A few weeks ago I sat with Bob, Elaine and Hanna to talk with them about this day. I asked them what they were hoping to have conveyed in this segment of the service, and one of them said, “In a nutshell, Lauren, we want you to explain ‘why we are here and what we are doing.’”
GRAND questions! Why are we here? What are we doing?
First, Why are we here? I have three ideas:
- For starters, as family and friends who love you, we’re here to honor and celebrate your sense of clarity. Any person who comes to know his/her Right Work in this world deserves, at a minimum, recognition and more appropriately still, a ritual to proclaim it and to bless your way forward.
- As a spiritual community, we’re here to honor the practice of Interfaith. I’m using the word, “practice,” very intentionally, because the word, Interfaith and how it is defined carries multiple truths for many people. As a community, we’re here both to engage with and to celebrate the dynamic tension and stimulus invited through our Interfaith practice.
- Also, as individuals within the greater human family, I will boldly suggest we’re here because within each of us, there is a hunger or desire for things to be other than they are; for the Big Picture to look and feel different.
A day ago, I fell into a conversation with a handful of women I barely know. We were reflecting on a local news headline that had us all distressed. Sighing softly and – I thought – inaudibly, I uttered, “We need to do something different.” The woman across from me, put her hands to her chest, “Oh my gosh; that’s it!
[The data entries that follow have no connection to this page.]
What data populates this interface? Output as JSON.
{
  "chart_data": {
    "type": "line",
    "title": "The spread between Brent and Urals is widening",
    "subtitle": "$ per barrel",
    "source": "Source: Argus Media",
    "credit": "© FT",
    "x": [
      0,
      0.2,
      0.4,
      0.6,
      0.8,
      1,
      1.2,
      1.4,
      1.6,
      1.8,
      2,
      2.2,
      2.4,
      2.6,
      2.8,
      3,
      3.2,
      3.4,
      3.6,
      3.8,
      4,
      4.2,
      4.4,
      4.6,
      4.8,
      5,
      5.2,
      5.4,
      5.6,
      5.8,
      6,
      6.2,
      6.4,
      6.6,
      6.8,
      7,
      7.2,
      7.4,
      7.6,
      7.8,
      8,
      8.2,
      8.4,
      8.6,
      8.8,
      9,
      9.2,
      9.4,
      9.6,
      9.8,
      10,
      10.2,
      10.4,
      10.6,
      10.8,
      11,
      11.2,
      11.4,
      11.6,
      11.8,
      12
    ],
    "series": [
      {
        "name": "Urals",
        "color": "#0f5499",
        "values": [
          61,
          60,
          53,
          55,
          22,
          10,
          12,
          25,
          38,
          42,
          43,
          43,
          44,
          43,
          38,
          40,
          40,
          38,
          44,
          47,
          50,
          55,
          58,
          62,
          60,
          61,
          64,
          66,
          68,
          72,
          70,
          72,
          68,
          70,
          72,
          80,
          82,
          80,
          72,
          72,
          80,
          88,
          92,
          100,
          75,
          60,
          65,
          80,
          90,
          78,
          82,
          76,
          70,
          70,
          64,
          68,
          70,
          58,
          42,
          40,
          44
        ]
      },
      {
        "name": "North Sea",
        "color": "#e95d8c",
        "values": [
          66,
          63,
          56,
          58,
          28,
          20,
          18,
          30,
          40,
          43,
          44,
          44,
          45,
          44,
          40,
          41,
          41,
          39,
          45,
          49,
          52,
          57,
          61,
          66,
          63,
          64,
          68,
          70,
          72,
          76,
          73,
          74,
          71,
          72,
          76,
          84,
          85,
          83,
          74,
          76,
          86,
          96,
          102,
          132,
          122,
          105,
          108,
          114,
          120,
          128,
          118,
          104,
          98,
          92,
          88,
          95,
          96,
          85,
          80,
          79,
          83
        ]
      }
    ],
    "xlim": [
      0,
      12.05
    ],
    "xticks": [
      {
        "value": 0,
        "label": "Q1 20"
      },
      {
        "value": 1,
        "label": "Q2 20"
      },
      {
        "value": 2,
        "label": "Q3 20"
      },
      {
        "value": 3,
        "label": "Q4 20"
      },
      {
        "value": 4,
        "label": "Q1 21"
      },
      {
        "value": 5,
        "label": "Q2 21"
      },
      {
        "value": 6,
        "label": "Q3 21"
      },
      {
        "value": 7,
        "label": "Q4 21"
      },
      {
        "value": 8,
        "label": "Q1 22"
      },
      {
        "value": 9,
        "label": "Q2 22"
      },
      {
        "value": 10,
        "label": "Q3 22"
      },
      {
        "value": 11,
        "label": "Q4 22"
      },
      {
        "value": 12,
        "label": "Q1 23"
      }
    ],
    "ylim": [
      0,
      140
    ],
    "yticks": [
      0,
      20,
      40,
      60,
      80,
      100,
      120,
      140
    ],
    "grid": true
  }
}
We need to do something different.” And this segues into the next question…what are we doing?
In Sanskrit, there is a phrase, “Neti; Neti.” Translated, it means, “Not this; neither that.” When something isn’t this…and it isn’t that, what remains? This question actively informs our studies at The Chaplaincy Institute, and our spiritual practices as an Interfaith Congregation. As a first step, we endeavor to better understand the “this” and the “that,” in their unique wholeness. For example, we study the core teachings of Christianity, and the core teachings of Sikhism. We strive to appreciate the light and the shadow imbedded in all the Wisdom Traditions. And then, as Interfaith Ministers or Chaplains, we venture on, a little further. Valuing the completeness of two ideas, what happens when we actively lean into the space that’s in-between?
We all have experience with this concept; most commonly, it appears when we try to resolve a conflict, but it also shows up when humans are trying to do something different. The work of interfaith ministry is not only about this, nor only about that, but about tending the possibility, as it arises.
I won’t lie: this work is DICEY. Doing something “different,” means living unrehearsed. It means responding to uncertainty; it means speaking truth when the stakes are high; it means searching for justice and embodying peace, it means sitting with others and allowing our powerlessness — our inability to fix painful situations — to be the offering of suffice. Is this work reserved for clergy? Heck, no! In these times, it’s all hands on-deck. On behalf of all species, the human family world-around; our resources, businesses, cultures and support systems all in flux and varying states of innovation and break-down, we are ALL being invited to engage in this practice. AND, we need support.
And, this is why we’re here and what we’re doing. Today, Bob, Elaine and Hanna are heeding a deep sense of Call. Responding to their faithful belief, their trust in the Divine, they are offering themselves as resources of support. In co-creative practice with the Divine, these three are signing-on to companion and witness the rest of us in the holy, unpredictable patterns of life and death, joy and sorrow, coming and going, growing and grieving.
And on this day, the Interfaith Congregation is both celebrating your Call and recognizing your accomplishments. Your studies have strengthened you to do this work as authentically as each of you – Bob, Hanna and Elaine – can vulnerably-bravely-resiliently-wisely-and-compassionately muster.
Each of us, responding to our hunger for greater connectivity, more intimacy, deeper understanding has arrived here today to bless your way forward. Thank you for your courage; thank you for saying “Yes!;” thank you for inspiring the rest of us to ask if there’s, perhaps, something out there that might just be refreshingly, soothingly, soul-shiftingly different.
To close, I bless you with the words of Rumi and his poem, Always You:
First when I was apart from You, this world did not exist, nor any other.
Second, whatever I was looking for was always You.
Third, why did I ever learn to count to three?